# Worm castings as soil layer?



## terazfish (Dec 30, 2020)

I have heard from my LFS that I could use worm castings as my soil layer. One benefit is not having to sift out the larger woody debris you find in organic potting soil. Has anyone had success with worm castings or should I stick with organic potting soil?


----------



## mistergreen (Mar 3, 2007)

I think it could work. I'd mix sand into it so it's not too rich in organics.


----------



## Michael (Jul 20, 2010)

Worm castings vary a lot depending on what the worms eat, but castings usually have higher fertility than we want in an aquarium substrate. Use a very thin layer or (better) mix them with an inorganic high cation exchange capacity substrate like Safe-T-Sorb or plain cat litter. I suggest no more than 50% castings, or a lot less.


----------



## Daz (Aug 15, 2020)

I used 2.5 cm of worm castings in my most recent tank. It took about 3 months to stop getting green algae. Now, plants are growing great and there is evidence of a nice CO2 production. I do 50% water changes every week, I dechlorinate water during a week in a 10L bucket and once a month I add a spoon of vermicompost to the dechlorination bucket as fertilizer (because I have no fish, and I don't want to overfeed my shrimp and snails). I get some thread algae growth that requires cleaning at least once a week.

This is my tank right now
https://photos.app.goo.gl/WZ8dnLEPCRWc7zn87


----------



## dwalstad (Apr 14, 2006)

Worm castings are a wonderful natural fertilizer packed with nutrients, but they are not recommended as a soil substitute. According to this educational article, worm castings have an NPK of 5:5:3. That is *50-100 times* more nitrogen, phosphorus, and potassium than what I use or recommend. For example, the NPK of the organic soil (MGOC) that I used for my successful shrimp bowls was 0.1:0.05:0.05. See article. Even then, some hobbyists complained about algae from excess nutrients. 

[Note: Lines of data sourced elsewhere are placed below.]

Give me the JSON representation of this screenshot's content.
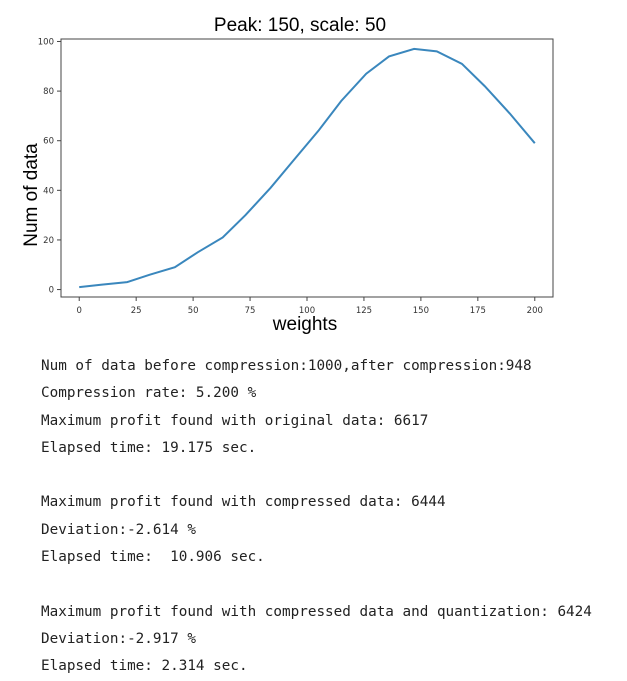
{
  "chart_data": {
    "type": "line",
    "title": "Peak: 150,  scale: 50",
    "xlabel": "weights",
    "ylabel": "Num of data",
    "xlim": [
      -8,
      208
    ],
    "ylim": [
      -3,
      101
    ],
    "xticks": [
      0,
      25,
      50,
      75,
      100,
      125,
      150,
      175,
      200
    ],
    "yticks": [
      0,
      20,
      40,
      60,
      80,
      100
    ],
    "grid": false,
    "series": [
      {
        "color": "#3a87bd",
        "x": [
          0,
          10,
          21,
          31,
          42,
          52,
          63,
          73,
          78,
          84,
          94,
          105,
          115,
          126,
          136,
          147,
          157,
          168,
          178,
          189,
          200
        ],
        "y": [
          1,
          2,
          3,
          6,
          9,
          15,
          21,
          30,
          35,
          41,
          52,
          64,
          76,
          87,
          94,
          97,
          96,
          91,
          82,
          71,
          59
        ]
      }
    ]
  },
  "output": {
    "block1": [
      "Num of data before compression:1000,after compression:948",
      "Compression rate: 5.200 %",
      "Maximum profit found with original data: 6617",
      "Elapsed time: 19.175 sec."
    ],
    "block2": [
      "Maximum profit found with compressed data: 6444",
      "Deviation:-2.614 %",
      "Elapsed time:  10.906 sec."
    ],
    "block3": [
      "Maximum profit found with compressed data and quantization: 6424",
      "Deviation:-2.917 %",
      "Elapsed time: 2.314 sec."
    ]
  }
}
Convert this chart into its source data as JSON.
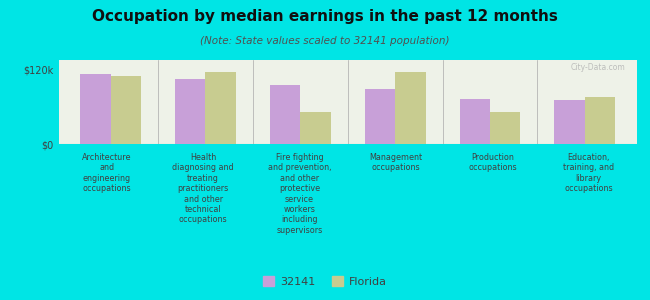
{
  "title": "Occupation by median earnings in the past 12 months",
  "subtitle": "(Note: State values scaled to 32141 population)",
  "background_color": "#00e5e5",
  "plot_bg_color": "#eef2e8",
  "bar_color_32141": "#c8a0d8",
  "bar_color_florida": "#c8cc90",
  "legend_32141": "32141",
  "legend_florida": "Florida",
  "ylim": [
    0,
    135000
  ],
  "ytick_labels": [
    "$0",
    "$120k"
  ],
  "ytick_vals": [
    0,
    120000
  ],
  "categories": [
    "Architecture\nand\nengineering\noccupations",
    "Health\ndiagnosing and\ntreating\npractitioners\nand other\ntechnical\noccupations",
    "Fire fighting\nand prevention,\nand other\nprotective\nservice\nworkers\nincluding\nsupervisors",
    "Management\noccupations",
    "Production\noccupations",
    "Education,\ntraining, and\nlibrary\noccupations"
  ],
  "values_32141": [
    112000,
    105000,
    95000,
    88000,
    72000,
    70000
  ],
  "values_florida": [
    110000,
    115000,
    52000,
    115000,
    52000,
    75000
  ],
  "watermark": "City-Data.com"
}
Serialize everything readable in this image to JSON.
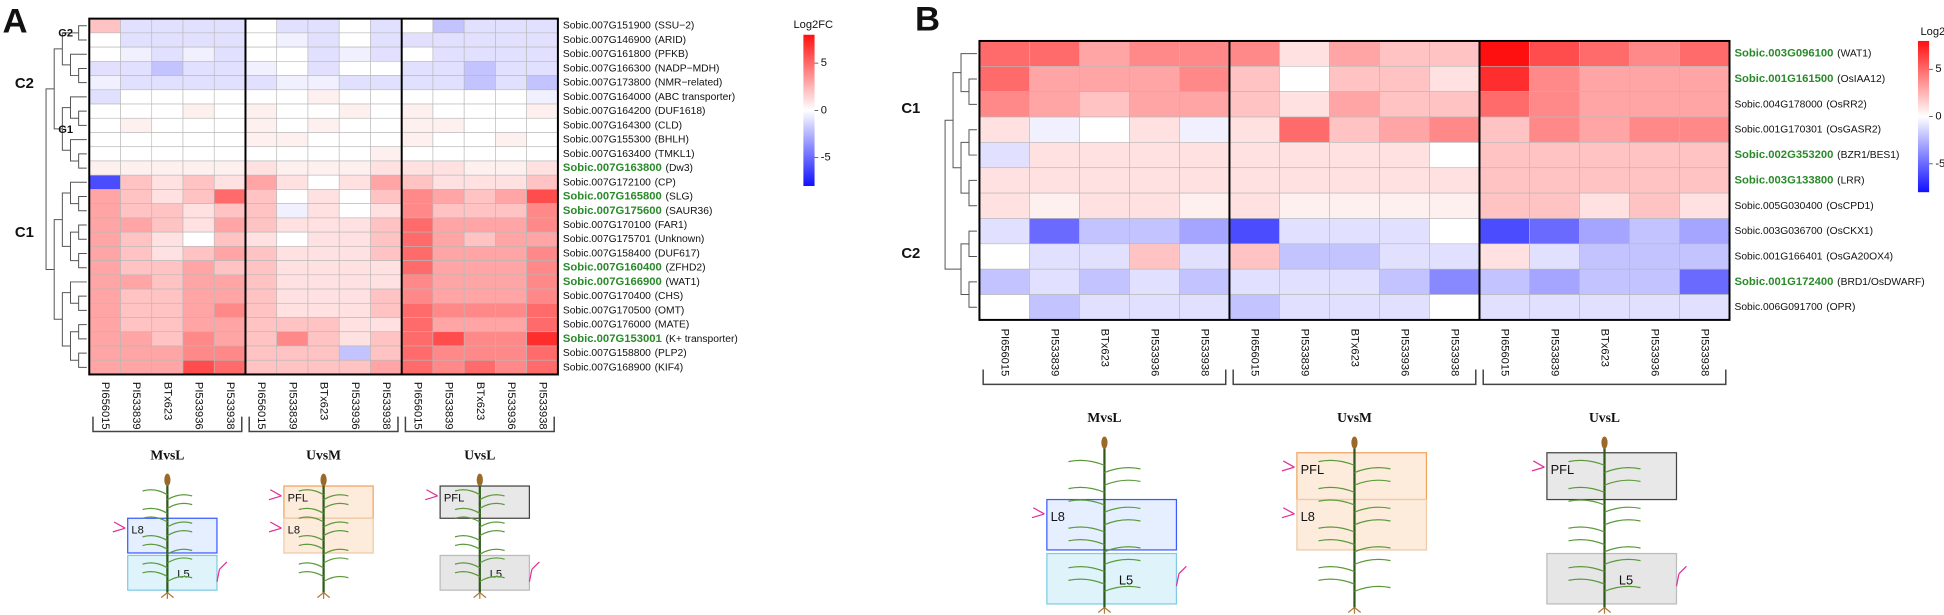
{
  "chart_data": [
    {
      "type": "heatmap",
      "panel": "A",
      "rows": [
        "Sobic.007G151900",
        "Sobic.007G146900",
        "Sobic.007G161800",
        "Sobic.007G166300",
        "Sobic.007G173800",
        "Sobic.007G164000",
        "Sobic.007G164200",
        "Sobic.007G164300",
        "Sobic.007G155300",
        "Sobic.007G163400",
        "Sobic.007G163800",
        "Sobic.007G172100",
        "Sobic.007G165800",
        "Sobic.007G175600",
        "Sobic.007G170100",
        "Sobic.007G175701",
        "Sobic.007G158400",
        "Sobic.007G160400",
        "Sobic.007G166900",
        "Sobic.007G170400",
        "Sobic.007G170500",
        "Sobic.007G176000",
        "Sobic.007G153001",
        "Sobic.007G158800",
        "Sobic.007G168900"
      ],
      "row_notes": [
        "(SSU−2)",
        "(ARID)",
        "(PFKB)",
        "(NADP−MDH)",
        "(NMR−related)",
        "(ABC transporter)",
        "(DUF1618)",
        "(CLD)",
        "(BHLH)",
        "(TMKL1)",
        "(Dw3)",
        "(CP)",
        "(SLG)",
        "(SAUR36)",
        "(FAR1)",
        "(Unknown)",
        "(DUF617)",
        "(ZFHD2)",
        "(WAT1)",
        "(CHS)",
        "(OMT)",
        "(MATE)",
        "(K+ transporter)",
        "(PLP2)",
        "(KIF4)"
      ],
      "highlight": [
        false,
        false,
        false,
        false,
        false,
        false,
        false,
        false,
        false,
        false,
        true,
        false,
        true,
        true,
        false,
        false,
        false,
        true,
        true,
        false,
        false,
        false,
        true,
        false,
        false
      ],
      "columns": [
        "PI656015",
        "PI533839",
        "BTx623",
        "PI533936",
        "PI533938",
        "PI656015",
        "PI533839",
        "BTx623",
        "PI533936",
        "PI533938",
        "PI656015",
        "PI533839",
        "BTx623",
        "PI533936",
        "PI533938"
      ],
      "groups": [
        "MvsL",
        "UvsM",
        "UvsL"
      ],
      "clusters": [
        "G2",
        "G1",
        "C2",
        "C1"
      ],
      "region_labels": [
        [
          "L8",
          "L5"
        ],
        [
          "PFL",
          "L8"
        ],
        [
          "PFL",
          "L5"
        ]
      ],
      "values": [
        [
          2,
          -1,
          -1,
          -1,
          -1,
          0,
          -1,
          -1,
          0,
          -1,
          0,
          -2,
          -1,
          -1,
          -1
        ],
        [
          0,
          -1,
          -1,
          -1,
          -1,
          0,
          -0.5,
          -1,
          0,
          -1,
          -1,
          -1,
          -1,
          -1,
          -1
        ],
        [
          0,
          -0.5,
          -1,
          -0.5,
          -1,
          0,
          0,
          -1,
          -0.5,
          -1,
          0,
          -1,
          -1,
          -1,
          -1
        ],
        [
          -1,
          -1,
          -2,
          -1,
          -1,
          -0.5,
          0,
          -1,
          0,
          0,
          -1,
          -1,
          -2,
          -1,
          -1
        ],
        [
          -0.5,
          -1,
          -1,
          -1,
          -1,
          -1,
          -0.5,
          -0.5,
          -1,
          -1,
          -1,
          -1,
          -2,
          -1,
          -2
        ],
        [
          -1,
          0,
          0,
          0,
          0,
          0,
          0,
          0.5,
          0,
          0,
          0,
          0,
          0,
          0,
          -0.5
        ],
        [
          0,
          0,
          0,
          0.5,
          0,
          0.5,
          0,
          0,
          0.5,
          0,
          0.5,
          0,
          0,
          0,
          0.5
        ],
        [
          0,
          0.5,
          0,
          0,
          0,
          0.5,
          0,
          0.5,
          0,
          0,
          0.5,
          0.5,
          0,
          0,
          0
        ],
        [
          0,
          0,
          0,
          0,
          0,
          0.5,
          0.5,
          0,
          0,
          0,
          0.5,
          0,
          0,
          0.5,
          0
        ],
        [
          0,
          0,
          0,
          0,
          0,
          0,
          0,
          0,
          0,
          0.5,
          0,
          0,
          0,
          0,
          0
        ],
        [
          0.5,
          0.5,
          0.5,
          0.5,
          0.5,
          1,
          0.5,
          0.5,
          0.5,
          1,
          1,
          1,
          0.5,
          0.5,
          1
        ],
        [
          -6,
          2,
          1,
          2,
          1,
          3,
          1,
          0,
          1,
          3,
          2,
          1,
          1,
          1,
          2
        ],
        [
          3,
          2,
          1,
          2,
          5,
          2,
          0,
          1,
          0,
          2,
          4,
          3,
          2,
          3,
          6
        ],
        [
          3,
          2,
          2,
          1,
          2,
          2,
          -0.5,
          1,
          0,
          1,
          4,
          2,
          2,
          2,
          4
        ],
        [
          3,
          3,
          2,
          1,
          3,
          2,
          1,
          1,
          1,
          2,
          5,
          3,
          3,
          3,
          4
        ],
        [
          3,
          2,
          1,
          0,
          2,
          1,
          0,
          1,
          1,
          2,
          5,
          3,
          2,
          3,
          3
        ],
        [
          3,
          2,
          1,
          2,
          3,
          2,
          1,
          1,
          1,
          2,
          5,
          3,
          3,
          3,
          4
        ],
        [
          3,
          2,
          2,
          3,
          2,
          2,
          1,
          1,
          1,
          1,
          5,
          3,
          3,
          3,
          4
        ],
        [
          3,
          3,
          2,
          3,
          3,
          2,
          1,
          1,
          1,
          1,
          4,
          3,
          3,
          3,
          4
        ],
        [
          3,
          2,
          2,
          3,
          3,
          2,
          1,
          1,
          1,
          2,
          4,
          3,
          3,
          3,
          4
        ],
        [
          3,
          2,
          2,
          3,
          4,
          2,
          1,
          1,
          1,
          2,
          5,
          4,
          4,
          4,
          5
        ],
        [
          3,
          2,
          2,
          3,
          3,
          2,
          2,
          2,
          1,
          1,
          5,
          3,
          3,
          3,
          5
        ],
        [
          3,
          3,
          2,
          4,
          3,
          2,
          4,
          2,
          1,
          2,
          5,
          6,
          4,
          4,
          7
        ],
        [
          3,
          3,
          3,
          4,
          4,
          2,
          2,
          2,
          -2,
          2,
          5,
          4,
          4,
          4,
          5
        ],
        [
          3,
          3,
          3,
          6,
          5,
          2,
          2,
          2,
          2,
          3,
          5,
          4,
          5,
          4,
          5
        ]
      ],
      "zlim": [
        -8,
        8
      ],
      "colorbar_title": "Log2FC",
      "colorbar_ticks": [
        5,
        0,
        -5
      ],
      "colors": [
        "#1010ff",
        "#ffffff",
        "#ff1010"
      ],
      "highlight_color": "#2a8a2a"
    },
    {
      "type": "heatmap",
      "panel": "B",
      "rows": [
        "Sobic.003G096100",
        "Sobic.001G161500",
        "Sobic.004G178000",
        "Sobic.001G170301",
        "Sobic.002G353200",
        "Sobic.003G133800",
        "Sobic.005G030400",
        "Sobic.003G036700",
        "Sobic.001G166401",
        "Sobic.001G172400",
        "Sobic.006G091700"
      ],
      "row_notes": [
        "(WAT1)",
        "(OsIAA12)",
        "(OsRR2)",
        "(OsGASR2)",
        "(BZR1/BES1)",
        "(LRR)",
        "(OsCPD1)",
        "(OsCKX1)",
        "(OsGA20OX4)",
        "(BRD1/OsDWARF)",
        "(OPR)"
      ],
      "highlight": [
        true,
        true,
        false,
        false,
        true,
        true,
        false,
        false,
        false,
        true,
        false
      ],
      "columns": [
        "PI656015",
        "PI533839",
        "BTx623",
        "PI533936",
        "PI533938",
        "PI656015",
        "PI533839",
        "BTx623",
        "PI533936",
        "PI533938",
        "PI656015",
        "PI533839",
        "BTx623",
        "PI533936",
        "PI533938"
      ],
      "groups": [
        "MvsL",
        "UvsM",
        "UvsL"
      ],
      "clusters": [
        "C1",
        "C2"
      ],
      "region_labels": [
        [
          "L8",
          "L5"
        ],
        [
          "PFL",
          "L8"
        ],
        [
          "PFL",
          "L5"
        ]
      ],
      "values": [
        [
          5,
          5,
          3,
          4,
          4,
          4,
          1,
          3,
          2,
          2,
          8,
          6,
          5,
          4,
          5
        ],
        [
          5,
          3,
          3,
          3,
          4,
          2,
          0,
          2,
          2,
          1,
          7,
          4,
          3,
          3,
          3
        ],
        [
          4,
          3,
          2,
          3,
          3,
          2,
          1,
          3,
          2,
          2,
          5,
          4,
          3,
          3,
          3
        ],
        [
          1,
          -0.5,
          0,
          1,
          -0.5,
          1,
          5,
          2,
          3,
          4,
          2,
          4,
          3,
          4,
          4
        ],
        [
          -1,
          1,
          1,
          1,
          1,
          1,
          1,
          1,
          1,
          0,
          2,
          2,
          2,
          2,
          2
        ],
        [
          1,
          1,
          1,
          1,
          1,
          1,
          1,
          1,
          1,
          1,
          2,
          2,
          2,
          2,
          2
        ],
        [
          1,
          0.5,
          1,
          1,
          0.5,
          1,
          0.5,
          0.5,
          0.5,
          0.5,
          2,
          2,
          1,
          2,
          1
        ],
        [
          -1,
          -5,
          -2,
          -2,
          -3,
          -6,
          -1,
          -1,
          -1,
          0,
          -6,
          -5,
          -3,
          -2,
          -3
        ],
        [
          0,
          -1,
          -1,
          2,
          -1,
          2,
          -2,
          -2,
          -1,
          -1,
          1,
          -1,
          -2,
          -2,
          -2
        ],
        [
          -2,
          -1,
          -2,
          -1,
          -2,
          -1,
          -1,
          -1,
          -2,
          -4,
          -2,
          -3,
          -2,
          -2,
          -5
        ],
        [
          0,
          -2,
          -1,
          -1,
          -1,
          -2,
          -1,
          -1,
          -1,
          0,
          -1,
          -1,
          -1,
          -1,
          -1
        ]
      ],
      "zlim": [
        -8,
        8
      ],
      "colorbar_title": "Log2FC",
      "colorbar_ticks": [
        5,
        0,
        -5
      ],
      "colors": [
        "#1010ff",
        "#ffffff",
        "#ff1010"
      ],
      "highlight_color": "#2a8a2a"
    }
  ]
}
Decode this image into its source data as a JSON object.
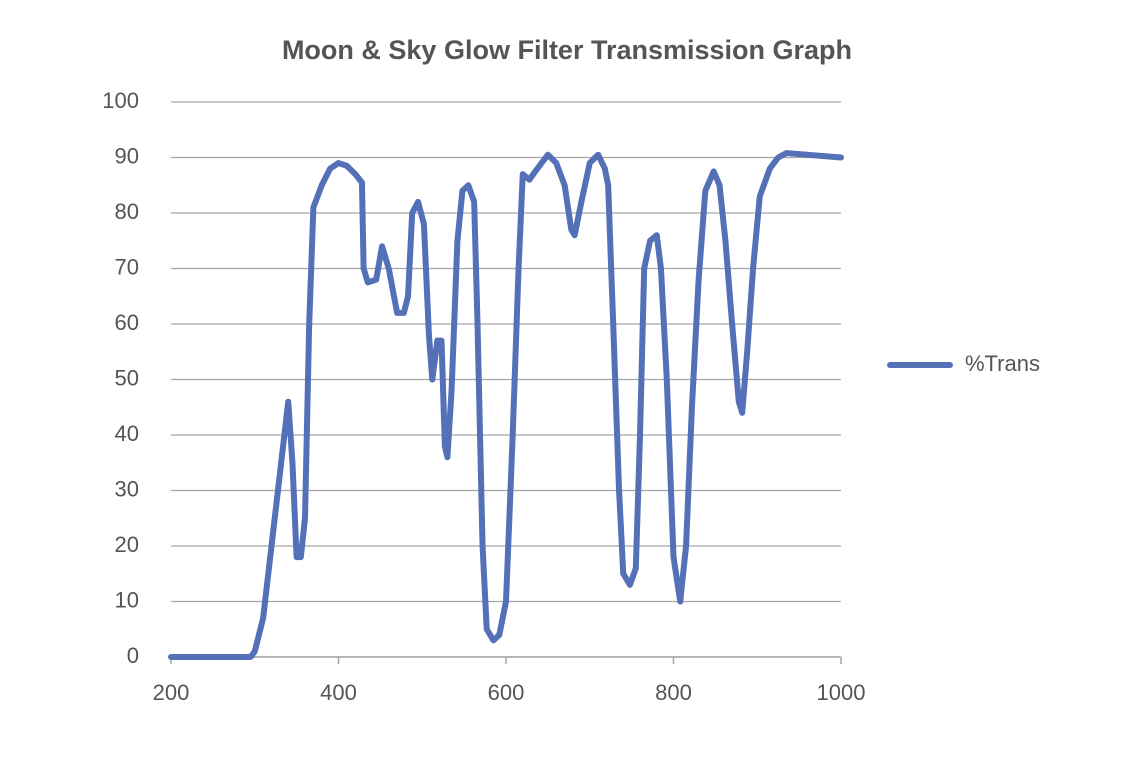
{
  "chart_data": {
    "type": "line",
    "title": "Moon & Sky Glow Filter Transmission Graph",
    "x": [
      200,
      295,
      300,
      310,
      320,
      330,
      340,
      345,
      350,
      355,
      360,
      365,
      370,
      380,
      390,
      400,
      410,
      420,
      428,
      430,
      435,
      445,
      452,
      460,
      470,
      478,
      483,
      488,
      495,
      502,
      508,
      512,
      518,
      523,
      527,
      530,
      535,
      542,
      548,
      555,
      562,
      566,
      572,
      577,
      585,
      592,
      600,
      608,
      615,
      620,
      628,
      635,
      650,
      660,
      670,
      678,
      682,
      690,
      700,
      710,
      718,
      722,
      728,
      735,
      740,
      748,
      755,
      760,
      765,
      772,
      780,
      785,
      792,
      800,
      808,
      815,
      822,
      830,
      838,
      848,
      855,
      862,
      870,
      878,
      882,
      888,
      895,
      903,
      915,
      925,
      935,
      1000
    ],
    "series": [
      {
        "name": "%Trans",
        "color": "#5470b6",
        "values": [
          0,
          0,
          1,
          7,
          20,
          33,
          46,
          35,
          18,
          18,
          25,
          60,
          81,
          85,
          88,
          89,
          88.5,
          87,
          85.5,
          70,
          67.5,
          68,
          74,
          70,
          62,
          62,
          65,
          80,
          82,
          78,
          58,
          50,
          57,
          57,
          38,
          36,
          48,
          75,
          84,
          85,
          82,
          60,
          20,
          5,
          3,
          4,
          10,
          40,
          70,
          87,
          86,
          87.5,
          90.5,
          89,
          85,
          77,
          76,
          82,
          89,
          90.5,
          88,
          85,
          60,
          30,
          15,
          13,
          16,
          40,
          70,
          75,
          76,
          70,
          50,
          18,
          10,
          20,
          45,
          68,
          84,
          87.5,
          85,
          75,
          60,
          46,
          44,
          55,
          70,
          83,
          88,
          90,
          90.8,
          90
        ]
      }
    ],
    "xlim": [
      200,
      1000
    ],
    "ylim": [
      0,
      100
    ],
    "xticks": [
      200,
      400,
      600,
      800,
      1000
    ],
    "yticks": [
      0,
      10,
      20,
      30,
      40,
      50,
      60,
      70,
      80,
      90,
      100
    ],
    "grid": true,
    "legend": "right"
  }
}
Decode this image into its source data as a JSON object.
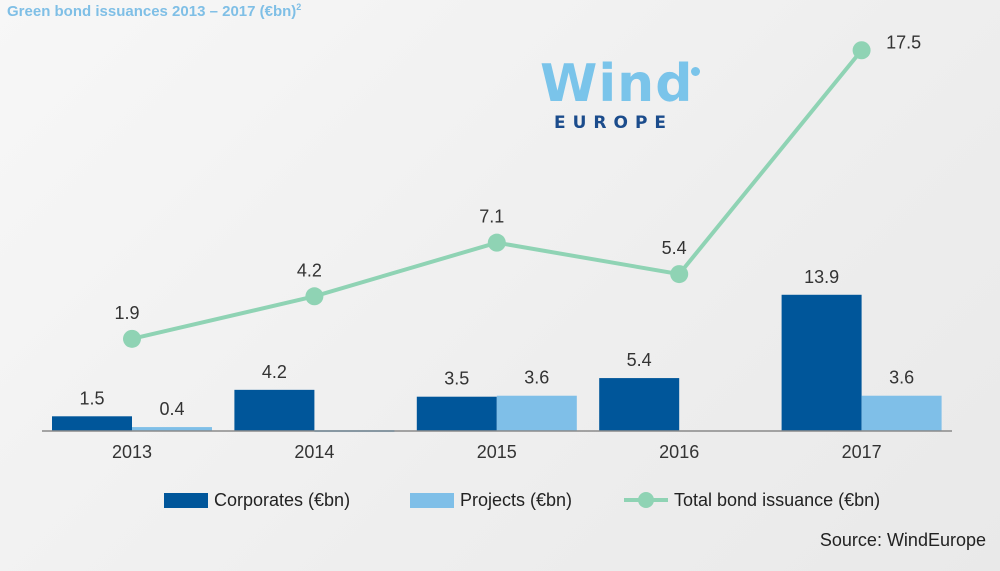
{
  "title": "Green bond issuances 2013 – 2017 (€bn)",
  "title_superscript": "2",
  "logo": {
    "word": "Wind",
    "sub": "EUROPE"
  },
  "source": "Source: WindEurope",
  "colors": {
    "corporates": "#00569a",
    "projects": "#7fbfe8",
    "total": "#8fd3b4",
    "title": "#7fbfe6"
  },
  "chart_data": {
    "type": "bar",
    "categories": [
      "2013",
      "2014",
      "2015",
      "2016",
      "2017"
    ],
    "series": [
      {
        "name": "Corporates (€bn)",
        "type": "bar",
        "values": [
          1.5,
          4.2,
          3.5,
          5.4,
          13.9
        ],
        "labels": [
          "1.5",
          "4.2",
          "3.5",
          "5.4",
          "13.9"
        ]
      },
      {
        "name": "Projects (€bn)",
        "type": "bar",
        "values": [
          0.4,
          0.1,
          3.6,
          0,
          3.6
        ],
        "labels": [
          "0.4",
          "",
          "3.6",
          "",
          "3.6"
        ]
      },
      {
        "name": "Total bond issuance (€bn)",
        "type": "line",
        "values": [
          1.9,
          4.2,
          7.1,
          5.4,
          17.5
        ],
        "labels": [
          "1.9",
          "4.2",
          "7.1",
          "5.4",
          "17.5"
        ]
      }
    ],
    "legend": "bottom",
    "grid": false
  }
}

Not to worry, though. Your post shows that you can set up a tank with a very nutrient-rich substrate and eventually get a nice tank. The trick is doing enough water changes to remove all those excess nutrients.

Folks: Aquatic plants don't need an ultra-rich substrate. They are shade plants with CO2-limited growth. Excess nutrients encourages algae and water changes more than it helps plant growth.


----------



## Daz (Aug 15, 2020)

dwalstad said:


> Not to worry, though. Your post shows that you can set up a tank with a very nutrient-rich substrate and eventually get a nice tank. The trick is doing enough water changes to remove all those excess nutrients.


Indeed, many aquatic plants do well with low light, the tank I set up is packed with plants that grow under direct sunlight in my area (they even avoid tree shade), so I went for a high light, high nutrient aquarium.


----------



## terazfish (Dec 30, 2020)

Thank you all for the replies! Your input was helpful for determining how I want to setup my first dirted tank.


----------